I’ve seen a few things this last week or so which have made me very pleased that we live in the Lucky Country. The first of them was the news that the UK Conservative government has sold off to venture capitalists the state-owned company which provides plasma products to the NHS. The more shrill commentators who claimed that UK blood donors were enriching American fat cats with their donations are not accurate, but this is still an unprecedented development which has many serious people waiting for deeper inroads to be made by private equity in the NHS. Already assessments of disability for pension purposes have been privatised to a number of companies, and Richard Branson’s Virgin Group has successfully bid to provide general practice services within the NHS in some regions. The current Tory government seems determined to push ahead with further privatisations. There is nothing inherently wrong with public-private partnerships as long as they don’t become just a risk-free vehicle for businesses to profit from a captive market. Much of what is necessary within our public healthcare system is not at all cost-effective if it is to be appropriately done. Services such as stroke rehabilitation and diabetes care are good examples of this. You have to wonder if this massive experiment in selling off the farm will improve services on the ground or not.
The issues with the UK system go all the way to the top. The next King of Australia has been deep in conversation with the current Health Secretary. Both are believers in alternative health treatments. Their private meetings have apparently canvassed how to preserve such anachronistic barmy nonsense as the NHS homeopathic hospitals and advance the cause of non-scientific treatments within the NHS. Needless to say, Prince Charles is stepping well outside his constitutional duties if the reports are accurate.

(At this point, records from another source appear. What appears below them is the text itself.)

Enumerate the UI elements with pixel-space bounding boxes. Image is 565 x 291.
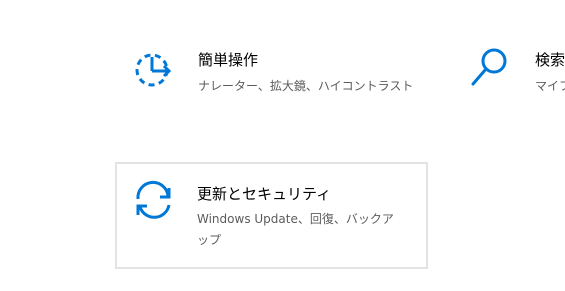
tile-ease-of-access[interactable]: 簡単操作 ナレーター、拡大鏡、ハイコントラスト — [118, 30, 418, 120]
tile-search[interactable]: 検索 マイフ — [455, 30, 565, 120]
tile-title: 更新とセキュリティ — [197, 185, 332, 203]
tile-description: マイフ — [535, 79, 565, 93]
settings-home: 簡単操作 ナレーター、拡大鏡、ハイコントラスト 検索 マイフ 更新とセキュリティ… — [0, 0, 565, 291]
tile-description: Windows Update、回復、バックアップ — [197, 212, 394, 247]
search-icon — [467, 46, 511, 90]
tile-title: 簡単操作 — [198, 51, 259, 69]
tile-title: 検索 — [535, 51, 565, 69]
tile-update-security[interactable]: 更新とセキュリティ Windows Update、回復、バックアップ — [115, 162, 428, 269]
tile-description: ナレーター、拡大鏡、ハイコントラスト — [198, 79, 414, 93]
update-sync-icon — [132, 179, 176, 223]
ease-of-access-icon — [132, 48, 176, 92]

Denizens of the US are hardly better off. I was stunned as well last week to read that medical bills are the leading cause of personal bankruptcy in the US, responsible for 2 million unfortunate cases a year (fully 60% of all people who file). Having insurance is not a guarantee against losing your shirt either, with 10 million insured Americans unable to fully pay off medical bills a year. An extraordinary one in five of all adults in the US will have a medical bill which causes them financial hardship this year.
We may have our problems with Federal-State cost-shifting, PBS restrictions and Medicare rebates which haven’t kept pace with inflation, let alone the CPI, since legwarmers and mullets were all the rage. But spare a thought for our overseas cousins who have to contend with ideologues who flop from supporting fantasy-based therapies to handing out access to unique and valuable markets to privateers.
We’re lucky to have a country where you can get sick or injured without losing all your money, dignity and hope for the future. Keeping an effective and affordable health system should not come down to luck in the future but to responsible stewardship by health professionals and the willingness of Australians to put long-range health policy decisions above short-term political aims.